Holocaust Museum Shooting - Washington — An elderly gunman opened fire with a rifle inside the crowded U.S. Holocaust Memorial Museum on Wednesday, gravely wounding a security guard before two other officers returned fire. The assailant and his victim were both hospitalized.

The shooting appears to have occurred near the museum entrance and the victims are a male shooter and a male security guard.

Both men were seriously wounded in the gunfire exchange, they were taken to George Washington University Hospital. A third person suffered minor injury during the Holocaust Museum shooting, possibly from breaking glass.

City police Police Sgt. David Schlosser said the gunman walked into the building carrying "a long gun." The extent of the injuries was not immediately known.

Nor did authorities immediately provide the name or any other biographical information about the assailant, who they said used a "long gun" in the shooting.

Update: Shooter IDed as James W. von Brunn. Apparently, anti-Semite white supremacist.

The episode unfolded inside the Holocaust Museum, which maintains a heavy security presence, with guards positioned inside and out. All visitors are required to pass through metal detectors at the entrance, and bags are screened.
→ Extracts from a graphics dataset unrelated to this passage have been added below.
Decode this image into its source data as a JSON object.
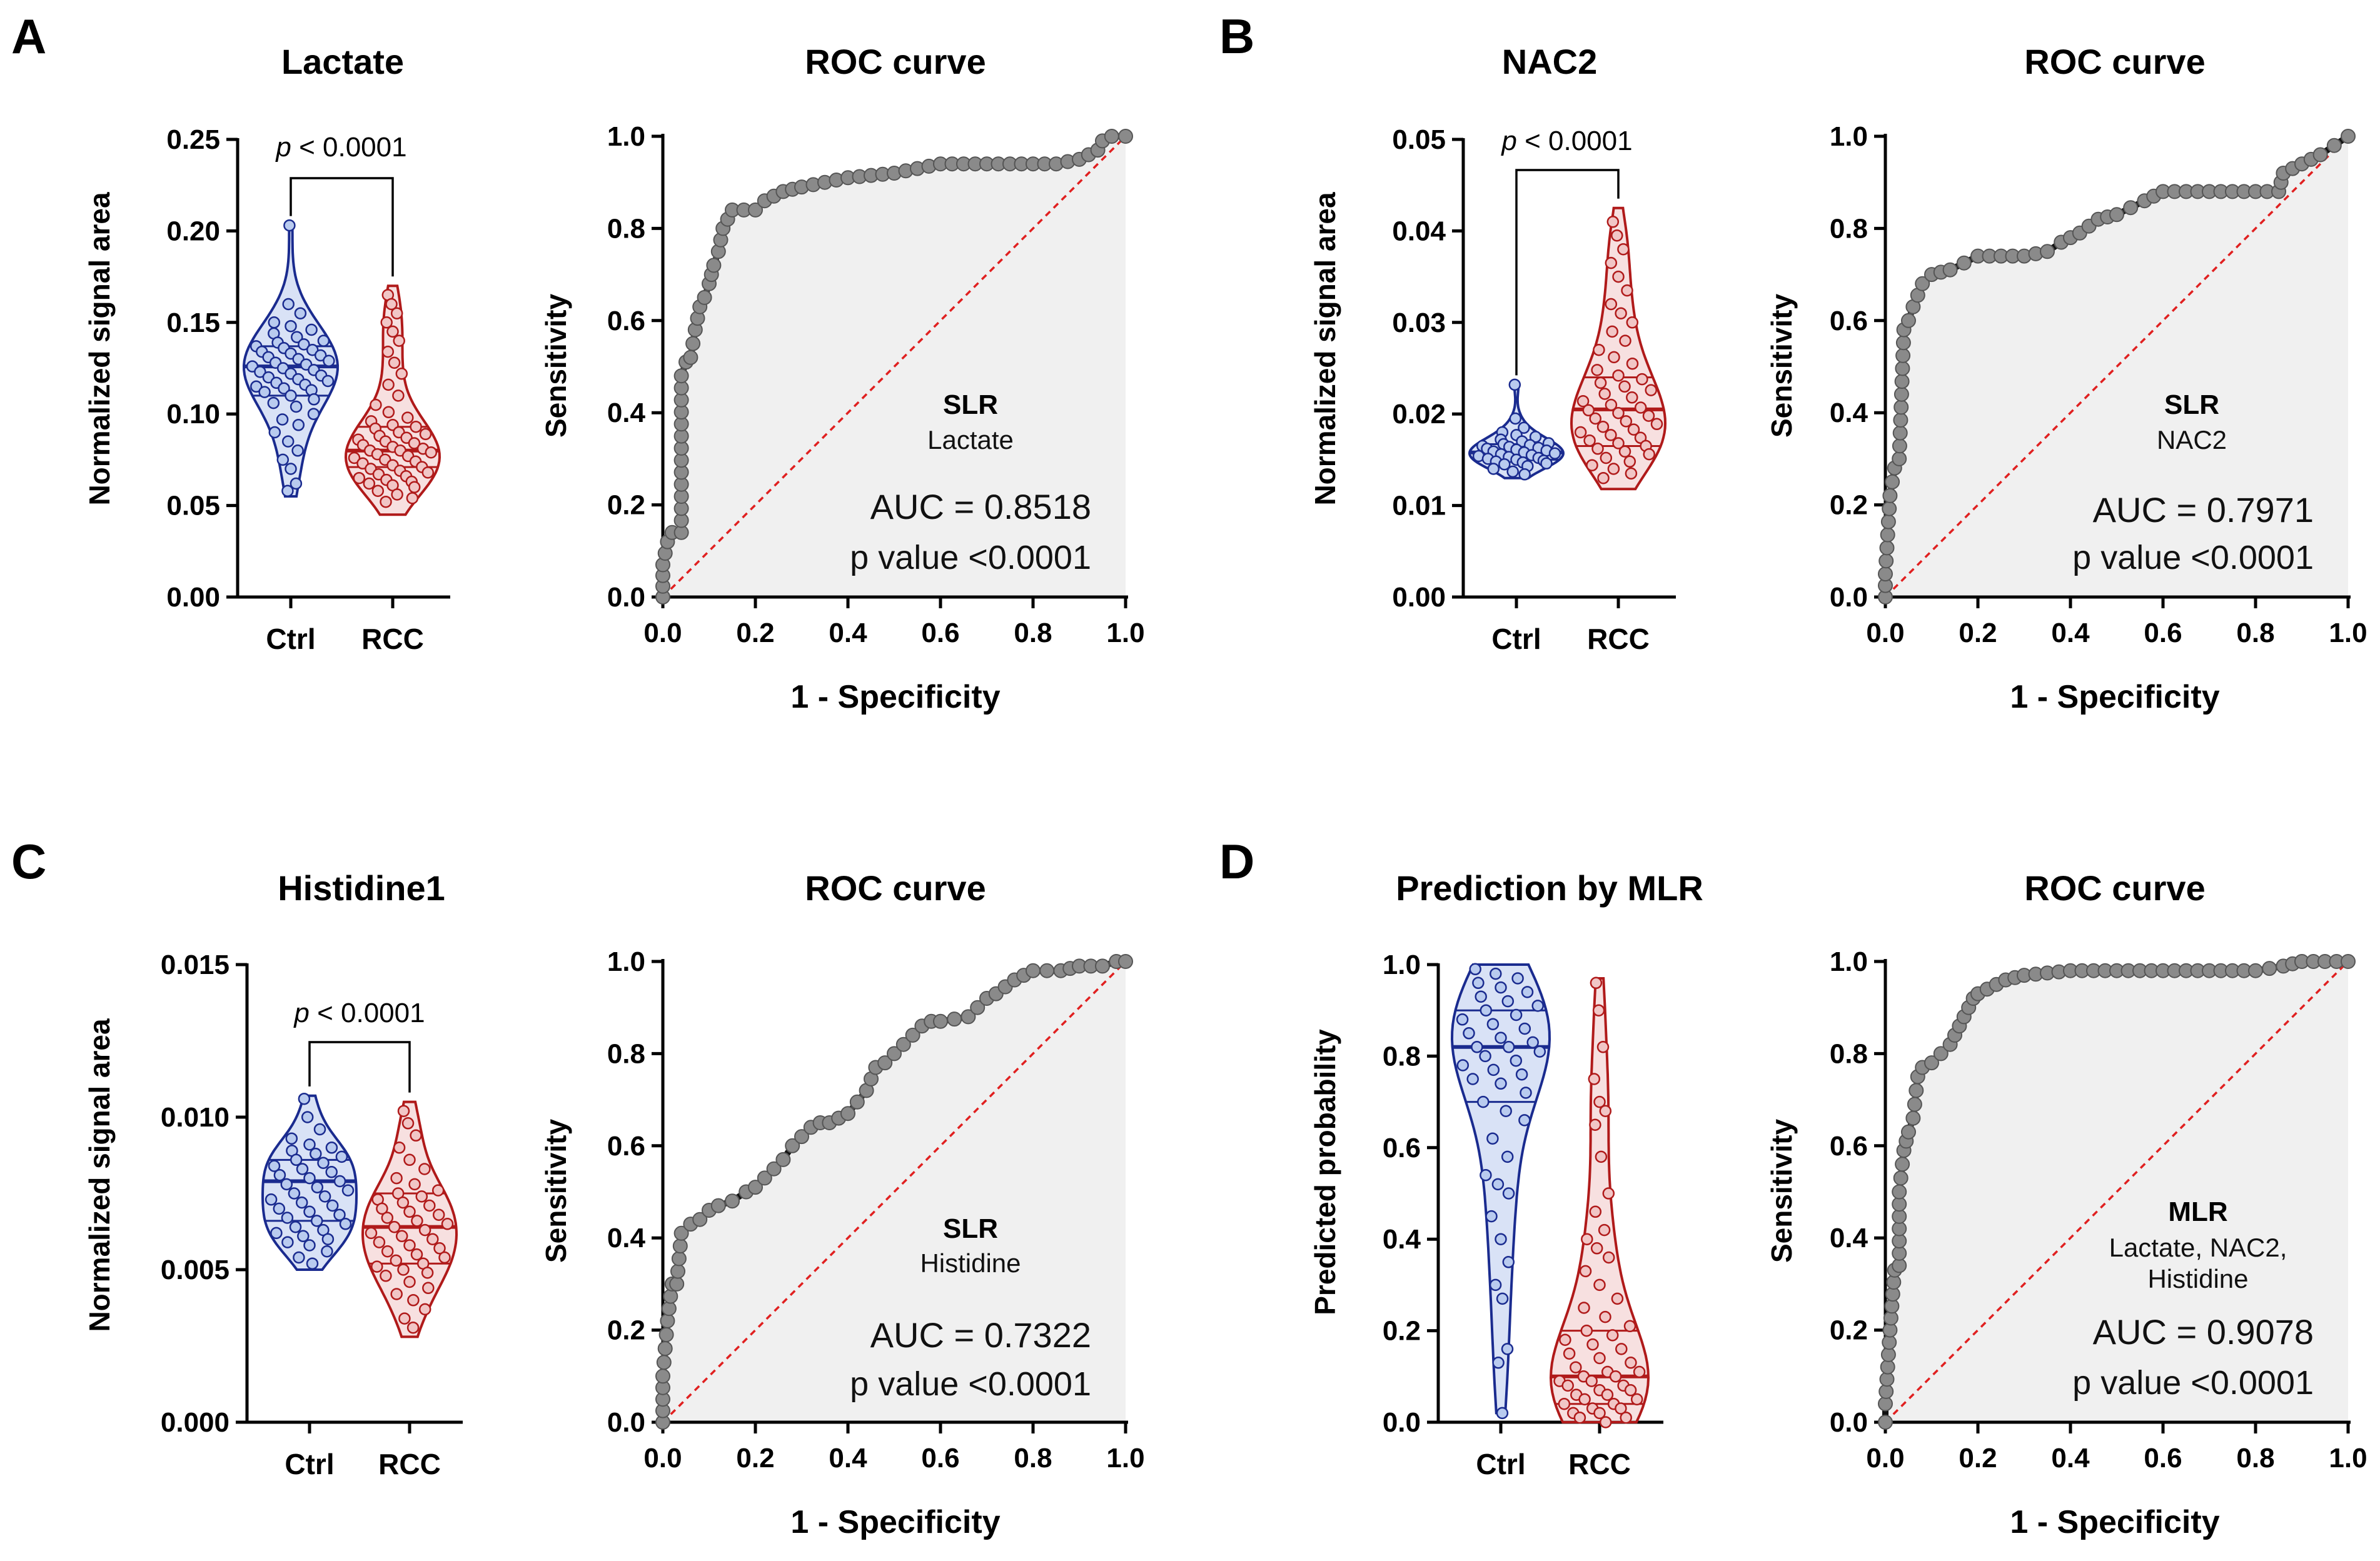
{
  "colors": {
    "ctrl": "#1a2b8f",
    "ctrl_fill": "#b9cbef",
    "rcc": "#b01a1a",
    "rcc_fill": "#f1c6c6",
    "roc_line": "#111111",
    "roc_marker": "#8a8a8a",
    "roc_area": "#f0f0f0",
    "diagonal": "#e02020"
  },
  "panels": [
    {
      "letter": "A",
      "violin_title": "Lactate",
      "roc_title": "ROC curve",
      "ylabel": "Normalized signal area",
      "roc_ylabel": "Sensitivity",
      "roc_xlabel": "1 - Specificity",
      "p_prefix": "p",
      "p_text": " < 0.0001",
      "model": "SLR",
      "model_vars": [
        "Lactate"
      ],
      "auc": "AUC = 0.8518",
      "pvalue": "p value <0.0001"
    },
    {
      "letter": "B",
      "violin_title": "NAC2",
      "roc_title": "ROC curve",
      "ylabel": "Normalized signal area",
      "roc_ylabel": "Sensitivity",
      "roc_xlabel": "1 - Specificity",
      "p_prefix": "p",
      "p_text": " < 0.0001",
      "model": "SLR",
      "model_vars": [
        "NAC2"
      ],
      "auc": "AUC = 0.7971",
      "pvalue": "p value <0.0001"
    },
    {
      "letter": "C",
      "violin_title": "Histidine1",
      "roc_title": "ROC curve",
      "ylabel": "Normalized signal area",
      "roc_ylabel": "Sensitivity",
      "roc_xlabel": "1 - Specificity",
      "p_prefix": "p",
      "p_text": " < 0.0001",
      "model": "SLR",
      "model_vars": [
        "Histidine"
      ],
      "auc": "AUC = 0.7322",
      "pvalue": "p value <0.0001"
    },
    {
      "letter": "D",
      "violin_title": "Prediction by MLR",
      "roc_title": "ROC curve",
      "ylabel": "Predicted probability",
      "roc_ylabel": "Sensitivity",
      "roc_xlabel": "1 - Specificity",
      "p_prefix": "",
      "p_text": "",
      "model": "MLR",
      "model_vars": [
        "Lactate, NAC2,",
        "Histidine"
      ],
      "auc": "AUC = 0.9078",
      "pvalue": "p value <0.0001"
    }
  ],
  "chart_data": [
    {
      "type": "violin",
      "title": "Lactate",
      "ylabel": "Normalized signal area",
      "categories": [
        "Ctrl",
        "RCC"
      ],
      "ylim": [
        0,
        0.25
      ],
      "yticks": [
        "0.00",
        "0.05",
        "0.10",
        "0.15",
        "0.20",
        "0.25"
      ],
      "annotation": "p < 0.0001",
      "series": [
        {
          "name": "Ctrl",
          "min": 0.055,
          "max": 0.203,
          "q1": 0.11,
          "median": 0.126,
          "q3": 0.137,
          "points": [
            0.203,
            0.16,
            0.155,
            0.15,
            0.148,
            0.146,
            0.144,
            0.142,
            0.14,
            0.139,
            0.138,
            0.137,
            0.136,
            0.135,
            0.134,
            0.133,
            0.132,
            0.131,
            0.13,
            0.129,
            0.128,
            0.127,
            0.126,
            0.125,
            0.124,
            0.123,
            0.122,
            0.121,
            0.12,
            0.119,
            0.118,
            0.117,
            0.116,
            0.115,
            0.114,
            0.113,
            0.112,
            0.11,
            0.108,
            0.106,
            0.104,
            0.1,
            0.097,
            0.094,
            0.09,
            0.085,
            0.08,
            0.075,
            0.07,
            0.062,
            0.058
          ]
        },
        {
          "name": "RCC",
          "min": 0.045,
          "max": 0.17,
          "q1": 0.071,
          "median": 0.08,
          "q3": 0.093,
          "points": [
            0.165,
            0.16,
            0.155,
            0.15,
            0.145,
            0.14,
            0.134,
            0.128,
            0.122,
            0.116,
            0.11,
            0.105,
            0.101,
            0.098,
            0.096,
            0.094,
            0.093,
            0.092,
            0.09,
            0.089,
            0.088,
            0.087,
            0.086,
            0.085,
            0.084,
            0.083,
            0.082,
            0.081,
            0.08,
            0.08,
            0.079,
            0.078,
            0.077,
            0.076,
            0.075,
            0.074,
            0.073,
            0.072,
            0.071,
            0.07,
            0.069,
            0.068,
            0.067,
            0.066,
            0.065,
            0.064,
            0.063,
            0.062,
            0.061,
            0.06,
            0.058,
            0.056,
            0.054,
            0.052
          ]
        }
      ]
    },
    {
      "type": "line",
      "title": "ROC curve",
      "xlabel": "1 - Specificity",
      "ylabel": "Sensitivity",
      "xlim": [
        0,
        1
      ],
      "ylim": [
        0,
        1
      ],
      "ticks": [
        "0.0",
        "0.2",
        "0.4",
        "0.6",
        "0.8",
        "1.0"
      ],
      "x": [
        0,
        0,
        0.01,
        0.02,
        0.04,
        0.04,
        0.05,
        0.06,
        0.07,
        0.08,
        0.09,
        0.1,
        0.11,
        0.12,
        0.13,
        0.15,
        0.2,
        0.22,
        0.26,
        0.3,
        0.35,
        0.4,
        0.5,
        0.6,
        0.7,
        0.85,
        0.9,
        0.94,
        0.95,
        0.97,
        1.0
      ],
      "y": [
        0,
        0.07,
        0.12,
        0.14,
        0.14,
        0.48,
        0.51,
        0.52,
        0.58,
        0.63,
        0.65,
        0.68,
        0.72,
        0.75,
        0.8,
        0.84,
        0.84,
        0.86,
        0.88,
        0.89,
        0.9,
        0.91,
        0.92,
        0.94,
        0.94,
        0.94,
        0.95,
        0.97,
        0.99,
        1.0,
        1.0
      ],
      "text": [
        "SLR",
        "Lactate",
        "AUC = 0.8518",
        "p value <0.0001"
      ]
    },
    {
      "type": "violin",
      "title": "NAC2",
      "ylabel": "Normalized signal area",
      "categories": [
        "Ctrl",
        "RCC"
      ],
      "ylim": [
        0,
        0.05
      ],
      "yticks": [
        "0.00",
        "0.01",
        "0.02",
        "0.03",
        "0.04",
        "0.05"
      ],
      "annotation": "p < 0.0001",
      "series": [
        {
          "name": "Ctrl",
          "min": 0.013,
          "max": 0.0232,
          "q1": 0.015,
          "median": 0.0158,
          "q3": 0.0167,
          "points": [
            0.0232,
            0.0195,
            0.0185,
            0.018,
            0.0177,
            0.0175,
            0.0172,
            0.017,
            0.0168,
            0.0167,
            0.0166,
            0.0165,
            0.0164,
            0.0163,
            0.0162,
            0.0161,
            0.016,
            0.0159,
            0.0158,
            0.0157,
            0.0156,
            0.0155,
            0.0154,
            0.0153,
            0.0152,
            0.0151,
            0.015,
            0.0149,
            0.0148,
            0.0147,
            0.0146,
            0.0145,
            0.0143,
            0.014,
            0.0137,
            0.0134
          ]
        },
        {
          "name": "RCC",
          "min": 0.0118,
          "max": 0.0425,
          "q1": 0.0165,
          "median": 0.0205,
          "q3": 0.024,
          "points": [
            0.041,
            0.0395,
            0.038,
            0.0365,
            0.035,
            0.0335,
            0.032,
            0.031,
            0.03,
            0.029,
            0.028,
            0.027,
            0.0262,
            0.0255,
            0.0248,
            0.0242,
            0.0238,
            0.0234,
            0.023,
            0.0226,
            0.0222,
            0.0218,
            0.0214,
            0.021,
            0.0207,
            0.0204,
            0.0201,
            0.0198,
            0.0195,
            0.0192,
            0.0189,
            0.0186,
            0.0183,
            0.018,
            0.0177,
            0.0174,
            0.0171,
            0.0168,
            0.0165,
            0.0162,
            0.0159,
            0.0156,
            0.0152,
            0.0148,
            0.0144,
            0.014,
            0.0135,
            0.013
          ]
        }
      ]
    },
    {
      "type": "line",
      "title": "ROC curve",
      "xlabel": "1 - Specificity",
      "ylabel": "Sensitivity",
      "xlim": [
        0,
        1
      ],
      "ylim": [
        0,
        1
      ],
      "ticks": [
        "0.0",
        "0.2",
        "0.4",
        "0.6",
        "0.8",
        "1.0"
      ],
      "x": [
        0,
        0,
        0.01,
        0.02,
        0.03,
        0.04,
        0.05,
        0.06,
        0.08,
        0.1,
        0.14,
        0.2,
        0.3,
        0.35,
        0.38,
        0.42,
        0.46,
        0.5,
        0.56,
        0.6,
        0.7,
        0.8,
        0.85,
        0.86,
        0.9,
        0.94,
        0.97,
        1.0
      ],
      "y": [
        0,
        0.05,
        0.22,
        0.28,
        0.3,
        0.58,
        0.6,
        0.63,
        0.68,
        0.7,
        0.71,
        0.74,
        0.74,
        0.75,
        0.77,
        0.79,
        0.82,
        0.83,
        0.86,
        0.88,
        0.88,
        0.88,
        0.88,
        0.92,
        0.94,
        0.96,
        0.98,
        1.0
      ],
      "text": [
        "SLR",
        "NAC2",
        "AUC = 0.7971",
        "p value <0.0001"
      ]
    },
    {
      "type": "violin",
      "title": "Histidine1",
      "ylabel": "Normalized signal area",
      "categories": [
        "Ctrl",
        "RCC"
      ],
      "ylim": [
        0,
        0.015
      ],
      "yticks": [
        "0.000",
        "0.005",
        "0.010",
        "0.015"
      ],
      "annotation": "p < 0.0001",
      "series": [
        {
          "name": "Ctrl",
          "min": 0.005,
          "max": 0.0107,
          "q1": 0.0066,
          "median": 0.0079,
          "q3": 0.0086,
          "points": [
            0.0106,
            0.01,
            0.0096,
            0.0093,
            0.0091,
            0.009,
            0.0089,
            0.0088,
            0.0087,
            0.0086,
            0.0085,
            0.0084,
            0.0083,
            0.0082,
            0.0081,
            0.008,
            0.0079,
            0.0078,
            0.0077,
            0.0076,
            0.0075,
            0.0074,
            0.0073,
            0.0072,
            0.0071,
            0.007,
            0.0069,
            0.0068,
            0.0067,
            0.0066,
            0.0065,
            0.0064,
            0.0063,
            0.0062,
            0.0061,
            0.006,
            0.0059,
            0.0058,
            0.0056,
            0.0054,
            0.0052
          ]
        },
        {
          "name": "RCC",
          "min": 0.0028,
          "max": 0.0105,
          "q1": 0.0052,
          "median": 0.0064,
          "q3": 0.0075,
          "points": [
            0.0102,
            0.0098,
            0.0094,
            0.009,
            0.0086,
            0.0083,
            0.008,
            0.0078,
            0.0076,
            0.0075,
            0.0074,
            0.0073,
            0.0072,
            0.0071,
            0.007,
            0.0069,
            0.0068,
            0.0067,
            0.0066,
            0.0065,
            0.0064,
            0.0063,
            0.0062,
            0.0061,
            0.006,
            0.0059,
            0.0058,
            0.0057,
            0.0056,
            0.0055,
            0.0054,
            0.0053,
            0.0052,
            0.0051,
            0.005,
            0.0049,
            0.0048,
            0.0046,
            0.0044,
            0.0042,
            0.004,
            0.0037,
            0.0034,
            0.0031
          ]
        }
      ]
    },
    {
      "type": "line",
      "title": "ROC curve",
      "xlabel": "1 - Specificity",
      "ylabel": "Sensitivity",
      "xlim": [
        0,
        1
      ],
      "ylim": [
        0,
        1
      ],
      "ticks": [
        "0.0",
        "0.2",
        "0.4",
        "0.6",
        "0.8",
        "1.0"
      ],
      "x": [
        0,
        0,
        0.01,
        0.02,
        0.03,
        0.04,
        0.06,
        0.08,
        0.1,
        0.12,
        0.15,
        0.18,
        0.2,
        0.22,
        0.24,
        0.26,
        0.28,
        0.3,
        0.32,
        0.34,
        0.36,
        0.4,
        0.44,
        0.46,
        0.48,
        0.5,
        0.54,
        0.56,
        0.58,
        0.6,
        0.66,
        0.7,
        0.72,
        0.76,
        0.8,
        0.86,
        0.9,
        0.95,
        0.98,
        1.0
      ],
      "y": [
        0,
        0.1,
        0.22,
        0.3,
        0.3,
        0.41,
        0.43,
        0.44,
        0.46,
        0.47,
        0.48,
        0.5,
        0.51,
        0.53,
        0.55,
        0.57,
        0.6,
        0.62,
        0.64,
        0.65,
        0.65,
        0.67,
        0.72,
        0.77,
        0.78,
        0.8,
        0.84,
        0.86,
        0.87,
        0.87,
        0.88,
        0.92,
        0.93,
        0.96,
        0.98,
        0.98,
        0.99,
        0.99,
        1.0,
        1.0
      ],
      "text": [
        "SLR",
        "Histidine",
        "AUC = 0.7322",
        "p value <0.0001"
      ]
    },
    {
      "type": "violin",
      "title": "Prediction by MLR",
      "ylabel": "Predicted probability",
      "categories": [
        "Ctrl",
        "RCC"
      ],
      "ylim": [
        0,
        1.0
      ],
      "yticks": [
        "0.0",
        "0.2",
        "0.4",
        "0.6",
        "0.8",
        "1.0"
      ],
      "annotation": "",
      "series": [
        {
          "name": "Ctrl",
          "min": 0.02,
          "max": 1.0,
          "q1": 0.7,
          "median": 0.82,
          "q3": 0.9,
          "points": [
            0.99,
            0.98,
            0.97,
            0.96,
            0.95,
            0.94,
            0.93,
            0.92,
            0.91,
            0.9,
            0.89,
            0.88,
            0.87,
            0.86,
            0.85,
            0.84,
            0.83,
            0.82,
            0.82,
            0.81,
            0.8,
            0.79,
            0.78,
            0.77,
            0.76,
            0.75,
            0.74,
            0.72,
            0.7,
            0.68,
            0.66,
            0.62,
            0.58,
            0.54,
            0.52,
            0.5,
            0.45,
            0.4,
            0.35,
            0.3,
            0.27,
            0.16,
            0.13,
            0.02
          ]
        },
        {
          "name": "RCC",
          "min": 0.0,
          "max": 0.97,
          "q1": 0.04,
          "median": 0.1,
          "q3": 0.2,
          "points": [
            0.96,
            0.9,
            0.82,
            0.75,
            0.7,
            0.68,
            0.65,
            0.58,
            0.5,
            0.46,
            0.42,
            0.4,
            0.38,
            0.36,
            0.33,
            0.3,
            0.27,
            0.25,
            0.23,
            0.21,
            0.2,
            0.19,
            0.18,
            0.17,
            0.16,
            0.15,
            0.14,
            0.13,
            0.12,
            0.11,
            0.11,
            0.1,
            0.1,
            0.09,
            0.09,
            0.08,
            0.08,
            0.07,
            0.07,
            0.06,
            0.06,
            0.05,
            0.05,
            0.04,
            0.04,
            0.03,
            0.03,
            0.02,
            0.02,
            0.01,
            0.01,
            0.0
          ]
        }
      ]
    },
    {
      "type": "line",
      "title": "ROC curve",
      "xlabel": "1 - Specificity",
      "ylabel": "Sensitivity",
      "xlim": [
        0,
        1
      ],
      "ylim": [
        0,
        1
      ],
      "ticks": [
        "0.0",
        "0.2",
        "0.4",
        "0.6",
        "0.8",
        "1.0"
      ],
      "x": [
        0,
        0,
        0.01,
        0.02,
        0.03,
        0.03,
        0.04,
        0.05,
        0.06,
        0.07,
        0.08,
        0.1,
        0.12,
        0.14,
        0.15,
        0.17,
        0.19,
        0.2,
        0.22,
        0.24,
        0.26,
        0.3,
        0.4,
        0.5,
        0.6,
        0.7,
        0.8,
        0.86,
        0.9,
        1.0
      ],
      "y": [
        0,
        0.04,
        0.2,
        0.33,
        0.34,
        0.5,
        0.59,
        0.63,
        0.66,
        0.75,
        0.77,
        0.78,
        0.8,
        0.82,
        0.84,
        0.88,
        0.92,
        0.93,
        0.94,
        0.95,
        0.96,
        0.97,
        0.98,
        0.98,
        0.98,
        0.98,
        0.98,
        0.99,
        1.0,
        1.0
      ],
      "text": [
        "MLR",
        "Lactate, NAC2,",
        "Histidine",
        "AUC = 0.9078",
        "p value <0.0001"
      ]
    }
  ]
}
It was not immediately known whether the gunman made it through the detectors before opening fire.

Holocaust Museum, across the street from the National Mall, and within sight of the Washington Monument, was closed for the day after the shooting. Nearby streets were cordoned off by police.

In a statement, Holocaust Museum spokesman Andrew Hollinger said an assailant shot a Holocaust Museum security officer and "two Holocaust Museum security officers returned fire, hitting the assailant."

At the White House, press secretary Robert Gibbs said he informed President Barack Obama of the events and said the chief executive was "obviously saddened by what has happened."

Holocaust Museum houses exhibits and records relating to the Holocaust more than a half century ago in which more than six million Jews were killed by the Nazis.

Mark Lippert of LaSalle, Ill., who was in the Holocaust Museum, said he heard several loud pops and saw several schoolchildren running toward him, three with horrified looks on their faces.